Face à cette régression sociale, Sud éducation décide d’appeler à la grève. Une intersyndicale (sans CFDT, ni FO) s’organise et lance un appel commun à la grève et au rassemblement pour les 20/09, 10/11 et 08/12. À chaque fois, les délégations de l’intersyndicale (CGT, SYNPER, CFTC, UNATOS, Sud éducation) expriment la colère et les revendications des personnels en grève :
- aucune récupération en cas d’absence ;
- temps de repas dans le temps de travail ;
- mêmes volume et amplitude horaire pour les agents d’accueil que pour leurs collègues ;
- jours fériés en semaine travaillée décomptés comme temps de travail effectif ;
- reconnaissance comme temps de travail de la totalité du temps consacré à la vie de l’établissement.

Plus de 700 personnes sont venues manifester devant le siège de la Région. Des dizaines de cantines ont fermé. De très nombreux agents techniques ont fait grève, parfois rejoints par d’autres personnels.

L’exécutif régional ne s’attendait pas à une telle réaction et a admis devoir reconsidérer certains points  : première avancée, mais insuffisante.

Nous ne lâcherons rien !

La Région Île-de-France a commandé à un cabinet privé une enquête à destination des agents afin d’effectuer un soi-disant bilan de la mise en œuvre de ce nouveau règlement.
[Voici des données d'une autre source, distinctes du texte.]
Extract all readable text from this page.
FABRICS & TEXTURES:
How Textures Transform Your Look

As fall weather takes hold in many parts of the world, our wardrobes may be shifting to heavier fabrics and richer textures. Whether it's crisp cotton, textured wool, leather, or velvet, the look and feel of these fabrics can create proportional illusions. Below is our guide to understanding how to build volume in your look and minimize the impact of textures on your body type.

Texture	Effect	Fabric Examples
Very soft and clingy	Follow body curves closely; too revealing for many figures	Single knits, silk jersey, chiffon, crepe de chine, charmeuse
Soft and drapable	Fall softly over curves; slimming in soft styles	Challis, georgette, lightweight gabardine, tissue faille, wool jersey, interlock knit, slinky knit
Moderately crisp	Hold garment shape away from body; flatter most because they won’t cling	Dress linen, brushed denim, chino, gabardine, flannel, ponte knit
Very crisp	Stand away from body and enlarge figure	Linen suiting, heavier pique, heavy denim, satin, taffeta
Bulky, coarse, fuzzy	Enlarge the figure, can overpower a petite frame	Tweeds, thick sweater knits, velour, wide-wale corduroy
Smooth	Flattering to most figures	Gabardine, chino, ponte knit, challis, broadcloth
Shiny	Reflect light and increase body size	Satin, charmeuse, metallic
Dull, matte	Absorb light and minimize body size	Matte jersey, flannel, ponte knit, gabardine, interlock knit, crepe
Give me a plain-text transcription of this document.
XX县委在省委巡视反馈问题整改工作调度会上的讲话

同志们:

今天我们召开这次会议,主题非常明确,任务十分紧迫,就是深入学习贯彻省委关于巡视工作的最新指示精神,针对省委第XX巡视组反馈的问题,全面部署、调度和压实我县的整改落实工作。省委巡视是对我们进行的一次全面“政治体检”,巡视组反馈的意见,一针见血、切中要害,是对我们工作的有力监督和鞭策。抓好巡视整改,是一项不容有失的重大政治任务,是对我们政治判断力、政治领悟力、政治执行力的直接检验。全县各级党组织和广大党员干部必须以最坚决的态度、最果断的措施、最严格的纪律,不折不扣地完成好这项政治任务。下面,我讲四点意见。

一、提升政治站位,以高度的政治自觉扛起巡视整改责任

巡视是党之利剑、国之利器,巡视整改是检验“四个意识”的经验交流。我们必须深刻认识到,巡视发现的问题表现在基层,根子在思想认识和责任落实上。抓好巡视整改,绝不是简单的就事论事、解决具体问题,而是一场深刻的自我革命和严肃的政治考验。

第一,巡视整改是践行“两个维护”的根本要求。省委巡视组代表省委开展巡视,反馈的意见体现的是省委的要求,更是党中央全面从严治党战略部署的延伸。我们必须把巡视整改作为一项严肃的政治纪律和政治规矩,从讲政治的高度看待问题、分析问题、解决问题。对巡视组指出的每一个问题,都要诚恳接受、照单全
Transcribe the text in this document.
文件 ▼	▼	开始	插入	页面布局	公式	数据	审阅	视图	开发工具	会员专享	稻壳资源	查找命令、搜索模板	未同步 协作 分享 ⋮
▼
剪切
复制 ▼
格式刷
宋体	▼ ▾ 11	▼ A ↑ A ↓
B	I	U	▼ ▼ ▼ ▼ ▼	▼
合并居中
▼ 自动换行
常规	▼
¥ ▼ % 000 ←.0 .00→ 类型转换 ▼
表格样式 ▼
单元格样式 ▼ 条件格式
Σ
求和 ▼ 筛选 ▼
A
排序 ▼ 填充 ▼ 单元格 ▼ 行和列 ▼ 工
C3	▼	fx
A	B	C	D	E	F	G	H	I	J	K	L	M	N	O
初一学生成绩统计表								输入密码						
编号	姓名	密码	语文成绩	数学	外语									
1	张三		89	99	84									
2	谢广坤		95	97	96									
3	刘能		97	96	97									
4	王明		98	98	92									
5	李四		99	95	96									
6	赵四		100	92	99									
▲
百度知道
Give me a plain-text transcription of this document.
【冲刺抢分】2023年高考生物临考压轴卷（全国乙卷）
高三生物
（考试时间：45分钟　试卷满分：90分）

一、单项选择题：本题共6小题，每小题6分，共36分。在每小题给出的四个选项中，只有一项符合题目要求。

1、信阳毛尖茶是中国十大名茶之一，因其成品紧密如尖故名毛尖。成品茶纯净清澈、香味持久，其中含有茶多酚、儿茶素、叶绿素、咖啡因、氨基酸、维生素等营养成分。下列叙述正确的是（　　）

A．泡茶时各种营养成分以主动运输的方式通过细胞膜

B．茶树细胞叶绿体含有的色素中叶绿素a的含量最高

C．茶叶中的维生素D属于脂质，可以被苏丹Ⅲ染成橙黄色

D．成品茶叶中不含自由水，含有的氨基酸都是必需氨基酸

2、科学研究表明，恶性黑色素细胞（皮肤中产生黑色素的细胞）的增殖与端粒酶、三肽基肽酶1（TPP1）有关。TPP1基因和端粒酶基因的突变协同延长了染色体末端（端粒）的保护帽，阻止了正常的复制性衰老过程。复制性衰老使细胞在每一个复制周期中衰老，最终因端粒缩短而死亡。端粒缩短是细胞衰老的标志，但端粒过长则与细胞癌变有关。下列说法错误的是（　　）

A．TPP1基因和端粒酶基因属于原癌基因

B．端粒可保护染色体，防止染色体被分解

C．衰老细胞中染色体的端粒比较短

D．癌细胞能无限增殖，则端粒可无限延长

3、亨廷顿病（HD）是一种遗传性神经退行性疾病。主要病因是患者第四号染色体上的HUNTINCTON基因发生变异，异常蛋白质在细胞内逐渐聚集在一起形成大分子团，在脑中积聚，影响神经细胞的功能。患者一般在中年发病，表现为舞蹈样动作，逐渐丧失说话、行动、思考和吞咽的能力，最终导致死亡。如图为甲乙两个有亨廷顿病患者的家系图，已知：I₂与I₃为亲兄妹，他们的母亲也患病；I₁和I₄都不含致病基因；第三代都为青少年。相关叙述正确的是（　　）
Lamentable tentative d’esquive des revendications portées par les personnels ! Sud éducation a refusé de participer à l’élaboration de ce questionnaire qui ne pouvait que déboucher sur un simulacre de consultation servant les objectifs du donneur d’ordres, la Région.

Pour les personnels et nos syndicats, l’allongement du temps de travail, c’est non, toujours non !

Un nouvel appel intersyndical à la grève pour la semaine du 12 au 16 mars est lancé avec rassemblement massif le 13/03 devant le siège du conseil régional.

Il manque beaucoup de personnels dans les lycées, les remplacements sont très mal assurés. Il y a plus de mille emplois précaires parmi les personnels de la Région, ce n’est donc pas surprenant que le nouveau règlement cherche à imposer l’allongement du temps de travail !

À ces mesures inacceptables s’ajoute une politique d’emploi catastrophique :
- la Région Île-de-France ne crée pas d’emploi ;
- elle embauche 13% de son personnel en CDD ;
- elle condamne tous ceux qui assurent des remplacements de courte durée à retourner à la case chômage à la fin du contrat alors que les remplacements de personnels en arrêt ne sont quasiment jamais assurés, alourdissant le travail des agents en poste ;
- les contractuels sur postes vacants ne sont pas tous titularisés, plusieurs se voient « remerciés » sans ménagement après plusieurs années de travail pour la Région ;
- beaucoup de contrats aidés (CAE/CUI) ne sont pas reconduits et doivent de nouveau pointer au chômage.

À la Région Île-de-France comme à l’État, c’est la même politique !

Tous les collègues, qu’ils soient agents techniques ou administratifs, personnels de vie scolaire ou enseignants, sont concernés : à la Région comme à l’État c’est la même politique de réduction des effectifs, d’aggravation de la précarité, d’allongement du temps de travail et de gestion sur le mode du privé. Les entretiens professionnels se généralisent, comme l’individualisation des carrières, l’obligation de performance et la multiplication des tâches, le poids grandissant des hiérarchies et la souffrance au travail.


Face à ces attaques globales,une riposte globale de tous les personnels s’impose pour gagner !

Sud éducation, moteur dans l’intersyndicale, confirme sa présence influente dans le paysage syndical en Île-de-France. L’exécutif régional, qui pratique la discrimination syndicale à notre égard, doit désormais compter avec notre syndicat.